Matt Damon e Christian Bale, Ford vs Ferrari. O cartaz do filme induz o espectador desavisado a achar que o astro da tetralogia Jason Bourne duelará nas pistas com o Batman da trilogia de Christopher Nolan. Como se estivéssemos diante de um derivado de Rush (2013), a excelente cinebiografia sobre a rivalidade entre os pilotos de Fórmula-1 Niki Lauda e James Hunt. Mas, ao contrário do que o alinhamento dos nomes no pôster sugere, os atores não interpretam gigantes da indústria automobilística, e seus personagens estão do mesmo lado.
O espectador brasileiro desinformado também pode, no começo do filme, se sentir como aquele sujeito que vai ao mecânico e o escuta falar sobre a rebimboca da parafuseta. As cenas mostram os preâmbulos e os bastidores de uma história muito americana e de uma corrida que não tem, no nosso país, a mesma popularidade da F-1 ou mesmo da Indy: a de como, nos anos 1960, a Ford resolveu desenvolver um carro para enfrentar a hegemonia da italiana Ferrari nas 24 Horas de Le Mans, na França.
No filme dirigido por James Mangold (de Johnny & June e Logan), Damon encarna Carroll Shelby, o primeiro piloto dos Estados Unidos a vencer a prova, em 1959 – vitória reconstituída na bela introdução. Ele precisa abreviar sua carreira por causa de um problema cardíaco e passa a atuar como empresário. Bale é um pai de família inglês à beira da falência, o quarentão Ken Miles, exímio como mecânico e atrás do volante, mas péssimo na gerência dos negócios e no trato com as pessoas. Enquanto isso, nos escritórios da Ford, o executivo Lee Iacocca (Jon Bernthal, o Justiceiro do seriado homônimo) vê-se desafiado a bolar uma ideia que garanta seu emprego – o patrão, Henry Ford II (Tracy Letts), está fulo da vida com a queda nas vendas. A solução é associar a marca às aspirações da juventude, como sexo e perigo. Ou seja: entrar no glamoroso mundo das corridas.

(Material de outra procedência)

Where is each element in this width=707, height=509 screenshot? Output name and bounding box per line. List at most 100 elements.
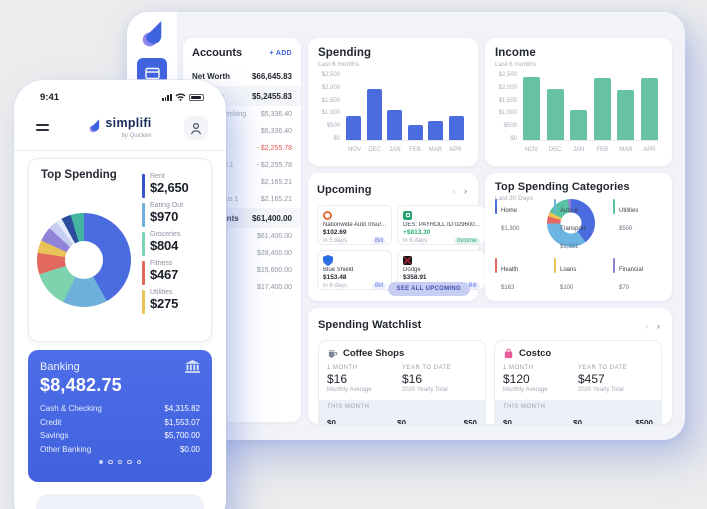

Como você já pode imaginar, essas três estradas vão convergir. Para continuar nas analogias automobilísticas, Ford vs Ferrari parece feito em uma linha de montagem, na qual podemos antever seus obstáculos – desde um problema técnico até a interferência negativa de outro engravatado da Ford, Leo Beebe (Josh Lucas), mais preocupado com o marketing do que com o esporte. Com duas horas e meia de duração, por vezes o filme é cansativo como a corrida de Le Mans, mas, tal qual a prova francesa, guarda uma boa dose de emoção para as últimas curvas – especialmente se você, como eu, não souber nada da história original.

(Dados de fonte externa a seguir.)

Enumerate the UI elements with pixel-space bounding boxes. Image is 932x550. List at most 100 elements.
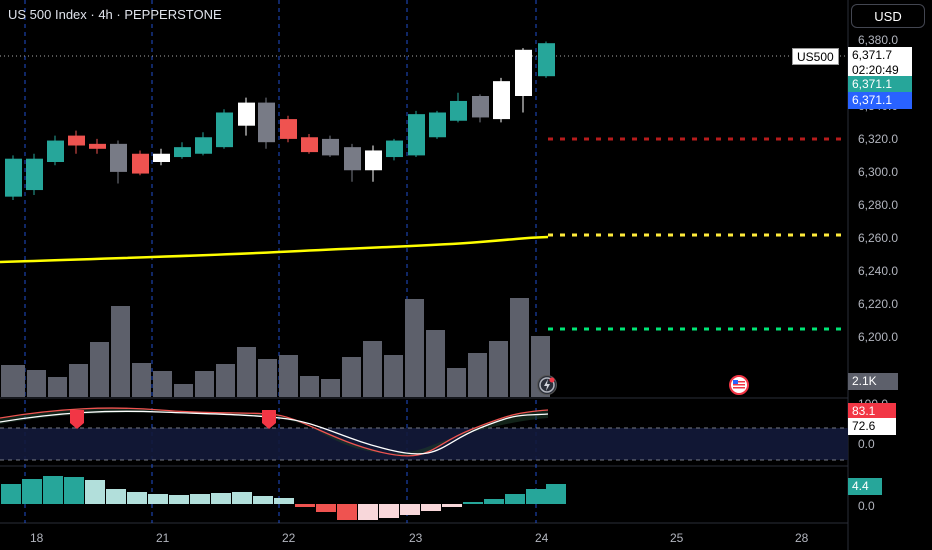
volume-bar (300, 376, 319, 397)
volume-bar (237, 347, 256, 397)
price-tick: 6,240.0 (858, 264, 899, 278)
time-label-21: 21 (156, 531, 170, 545)
time-label-25: 25 (670, 531, 684, 545)
time-label-18: 18 (30, 531, 44, 545)
macd-histogram-bar (43, 476, 63, 504)
price-tick: 6,220.0 (858, 297, 899, 311)
candle-body (429, 112, 446, 138)
volume-value-label: 2.1K (848, 373, 898, 390)
moving-average-line (0, 235, 549, 264)
macd-histogram-bar (379, 504, 399, 518)
candle-body (216, 112, 233, 148)
candle-body (408, 114, 425, 156)
volume-bar (405, 299, 424, 397)
macd-histogram-bar (274, 498, 294, 504)
volume-bar (216, 364, 235, 397)
candle-body (258, 102, 275, 143)
volume-bar (27, 370, 46, 397)
candle-body (386, 140, 403, 158)
symbol-title[interactable]: US 500 Index · 4h · PEPPERSTONE (8, 7, 222, 22)
macd-value-label: 4.4 (848, 478, 882, 495)
volume-bar (447, 368, 466, 397)
macd-zero-tick: 0.0 (858, 499, 875, 513)
volume-bar (363, 341, 382, 397)
stoch-d-label: 72.6 (848, 418, 896, 435)
stoch-k-line (0, 407, 549, 457)
macd-histogram-bar (148, 494, 168, 504)
stoch-k-label: 83.1 (848, 403, 896, 420)
candle-body (238, 102, 255, 126)
volume-bar (6, 365, 25, 397)
time-label-23: 23 (409, 531, 423, 545)
macd-histogram-bar (295, 504, 315, 507)
time-label-22: 22 (282, 531, 296, 545)
volume-bar (279, 355, 298, 397)
volume-bar (111, 306, 130, 397)
candle-body (5, 158, 22, 197)
volume-bar (90, 342, 109, 397)
price-tick: 6,280.0 (858, 198, 899, 212)
macd-histogram-bar (22, 479, 42, 504)
candle-body (322, 138, 339, 156)
volume-bar (384, 355, 403, 397)
candle-body (493, 81, 510, 120)
macd-histogram-bar (232, 492, 252, 504)
macd-histogram-bar (505, 494, 525, 504)
lightning-icon[interactable] (537, 375, 557, 395)
macd-histogram-bar (442, 504, 462, 507)
currency-button[interactable]: USD (851, 4, 925, 28)
macd-histogram-bar (546, 484, 566, 504)
macd-histogram-bar (358, 504, 378, 520)
price-tick: 6,200.0 (858, 330, 899, 344)
price-tick: 6,300.0 (858, 165, 899, 179)
volume-bar (489, 341, 508, 397)
macd-histogram-bar (85, 480, 105, 504)
candle-body (301, 137, 318, 153)
us-flag-icon[interactable] (728, 375, 750, 395)
macd-histogram-bar (1, 484, 21, 504)
macd-histogram-bar (337, 504, 357, 520)
macd-histogram-bar (484, 499, 504, 504)
candle-body (89, 143, 106, 149)
macd-histogram-bar (64, 477, 84, 504)
volume-bar (321, 379, 340, 397)
candle-body (110, 143, 127, 172)
candle-body (26, 158, 43, 191)
price-tick: 6,320.0 (858, 132, 899, 146)
macd-histogram-bar (316, 504, 336, 512)
volume-bar (426, 330, 445, 397)
volume-bar (48, 377, 67, 397)
volume-bar (342, 357, 361, 397)
volume-bar (258, 359, 277, 397)
price-tick: 6,260.0 (858, 231, 899, 245)
ask-price-label: 6,371.1 (848, 92, 912, 109)
countdown-label: 02:20:49 (848, 62, 912, 79)
sell-signal-marker (262, 410, 276, 429)
macd-histogram-bar (106, 489, 126, 504)
candle-body (515, 49, 532, 96)
candle-body (153, 153, 170, 162)
macd-histogram-bar (526, 489, 546, 504)
candle-body (132, 153, 149, 174)
last-price-label: 6,371.7 (848, 47, 912, 64)
candle-body (344, 147, 361, 171)
volume-bar (468, 353, 487, 397)
candle-body (365, 150, 382, 171)
macd-histogram-bar (400, 504, 420, 515)
volume-bar (69, 364, 88, 397)
candle-body (47, 140, 64, 162)
bid-price-label: 6,371.1 (848, 76, 912, 93)
price-tick: 6,380.0 (858, 33, 899, 47)
volume-bar (174, 384, 193, 397)
stoch-d-line (0, 410, 549, 455)
sell-signal-marker (70, 410, 84, 429)
candle-body (68, 135, 85, 146)
volume-bar (132, 363, 151, 397)
candle-body (280, 119, 297, 139)
candle-body (195, 137, 212, 154)
macd-histogram-bar (211, 493, 231, 504)
oscillator-bottom-tick: 0.0 (858, 437, 875, 451)
time-label-24: 24 (535, 531, 549, 545)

Até chegar o momento de correrem lágrimas, a dica é sentar na carona ora de Shelby, ora de Miles, para sentir a adrenalina, admirar a paisagem (a fotografia de Phedon Papamichael, indicado ao Oscar por Nebraska, é belíssima), curtir a trilha sonora (tanto a composta por Marco Beltrami e Buck Sanders quanto as canções de Nina Simone, The Byrds e The Sonics, entre outros) e refletir – sim, Ford vs Ferrari é sobre velocidade (e é feliz em criar a ilusão de que seu elenco está andando em carros a 200, 300 km/h), mas permite parar para pensar. No caso, em como este filme, como eu disse lá em cima, conta uma história muito americana.

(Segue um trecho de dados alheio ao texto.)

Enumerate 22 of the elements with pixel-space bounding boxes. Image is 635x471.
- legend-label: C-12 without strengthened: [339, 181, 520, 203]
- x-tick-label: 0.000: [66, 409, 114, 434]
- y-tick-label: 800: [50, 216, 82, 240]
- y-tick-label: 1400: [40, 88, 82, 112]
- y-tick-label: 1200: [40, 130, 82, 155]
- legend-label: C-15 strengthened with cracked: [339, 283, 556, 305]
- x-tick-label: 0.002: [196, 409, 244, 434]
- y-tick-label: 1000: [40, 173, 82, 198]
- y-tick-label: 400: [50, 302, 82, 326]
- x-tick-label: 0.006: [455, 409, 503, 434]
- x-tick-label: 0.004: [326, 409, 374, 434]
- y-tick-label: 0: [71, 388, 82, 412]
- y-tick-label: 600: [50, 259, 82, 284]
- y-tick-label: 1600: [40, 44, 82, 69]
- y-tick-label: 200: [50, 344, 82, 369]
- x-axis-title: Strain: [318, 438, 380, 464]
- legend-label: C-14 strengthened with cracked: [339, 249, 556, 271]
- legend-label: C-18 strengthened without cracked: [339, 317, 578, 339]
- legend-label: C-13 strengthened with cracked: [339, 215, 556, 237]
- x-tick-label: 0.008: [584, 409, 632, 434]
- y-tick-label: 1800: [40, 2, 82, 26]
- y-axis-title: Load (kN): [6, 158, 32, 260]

Repare no parágrafo de apresentação dos principais personagens: todos estão em busca daquilo que é inerente à história e à ficção dos EUA, a segunda chance. Pode-se dizer que o país nasceu de uma segunda chance, a dos pobres e degradados ingleses que partiram para a América no começo do século 17. A paixão por carros e estradas também remete às origens da nação, ao desbravamento do Oeste – a diferença é que, aqui, os americanos querem conquistar um território a Leste, o francês, e derrotar não os indígenas, mas os italianos. Ford vs Ferrari ilustra ainda a cultura de ser o número 1 e o culto ao self-made man, o homem que faz o próprio caminho. Aliás, esse individualismo acaba sendo valorizado, visto que os heróis pagam um preço alto quando cedem aos interesses corporativos. Enfim: não foi surpresa ver o filme entre os concorrentes ao principal Oscar, ainda que só tenha recebido outras três indicações em categorias técnicas (montagem, mixagem de som e edição de som).